Camera Positioning and Calibration Techniques for Integrating Traffic Surveillance Video Systems with Machine-Vision Vehicle Detection Devices
Pack, Michael L.
Brian L. Smith
Year: 2002
VTRC No.: 03-CR9
Abstract: The Virginia Department of Transportation, like many other transportation agencies, has invested significantly in extensive closed circuit television (CCTV) systems to monitor freeways in urban areas. Although these systems have proven very effective in supporting incident management, they do not support the collection of quantitative measures of traffic conditions. Rather, they simply provide a moveable platform for trained operators to collect images for further interpretation. Although there are several video image vehicle detection systems (VIVDS) on the market that have the capability to derive traffic measures from video imagery automatically, these systems currently require the installation of fixed-position cameras. Thus, they have not been integrated with the existing moveable CCTV cameras. This research effort addressed VIVDS camera repositioning and calibration challenges and developed a prototype machine-vision system that successfully integrates existing moveable CCTV cameras with VIVDS. Results of testing the prototype in a laboratory setting demonstrated that when the camera's original zoom level was at a level of 1x to 1.5x, the system could return the camera to its original position with a repositioning accuracy of less than 0.03 to0.1 degree.
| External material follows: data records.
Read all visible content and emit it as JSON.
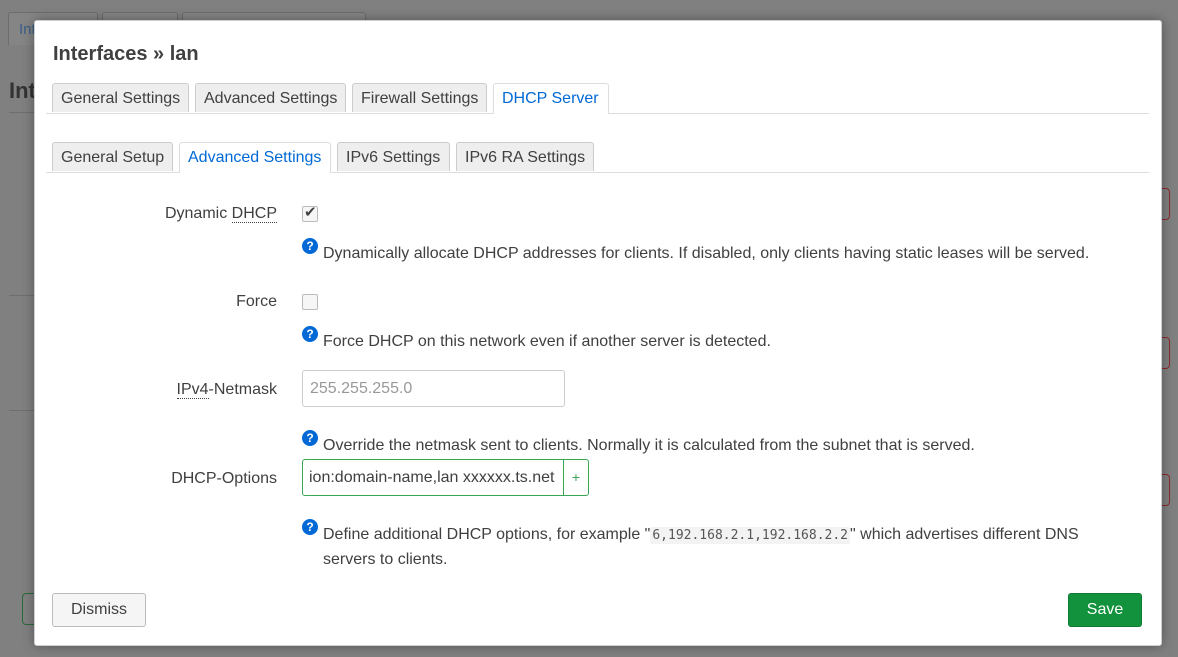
{
  "background": {
    "tab_fragment": "Int",
    "heading_fragment": "Int"
  },
  "modal": {
    "title": "Interfaces » lan",
    "main_tabs": [
      {
        "label": "General Settings",
        "active": false
      },
      {
        "label": "Advanced Settings",
        "active": false
      },
      {
        "label": "Firewall Settings",
        "active": false
      },
      {
        "label": "DHCP Server",
        "active": true
      }
    ],
    "sub_tabs": [
      {
        "label": "General Setup",
        "active": false
      },
      {
        "label": "Advanced Settings",
        "active": true
      },
      {
        "label": "IPv6 Settings",
        "active": false
      },
      {
        "label": "IPv6 RA Settings",
        "active": false
      }
    ],
    "fields": {
      "dynamic_dhcp": {
        "label_prefix": "Dynamic ",
        "label_abbr": "DHCP",
        "checked": true,
        "help": "Dynamically allocate DHCP addresses for clients. If disabled, only clients having static leases will be served."
      },
      "force": {
        "label": "Force",
        "checked": false,
        "help": "Force DHCP on this network even if another server is detected."
      },
      "ipv4_netmask": {
        "label_abbr": "IPv4",
        "label_suffix": "-Netmask",
        "placeholder": "255.255.255.0",
        "value": "",
        "help": "Override the netmask sent to clients. Normally it is calculated from the subnet that is served."
      },
      "dhcp_options": {
        "label": "DHCP-Options",
        "value": "ion:domain-name,lan xxxxxx.ts.net",
        "add_symbol": "+",
        "help_before": "Define additional DHCP options, for example \"",
        "help_code": "6,192.168.2.1,192.168.2.2",
        "help_after": "\" which advertises different DNS",
        "help_line2": "servers to clients."
      }
    },
    "help_icon_glyph": "?",
    "buttons": {
      "dismiss": "Dismiss",
      "save": "Save"
    }
  },
  "colors": {
    "accent": "#0069d6",
    "save": "#12923c",
    "focus": "#3aa655"
  }
}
This is significantly less that the 0.5-degree accuracy of mechanical camera presets and indicates that such an approach provides the accuracy needed for CCTV/VIVDS integration. This level of positional accuracy, when combined with a VIVDS, resulted in vehicle count errors of less than 1%. Based on these results, the integration of CCTV and VIVDS is feasible, thus paving the way for less costly, more easily maintained traffic monitoring systems in future intelligent transportation system initiatives.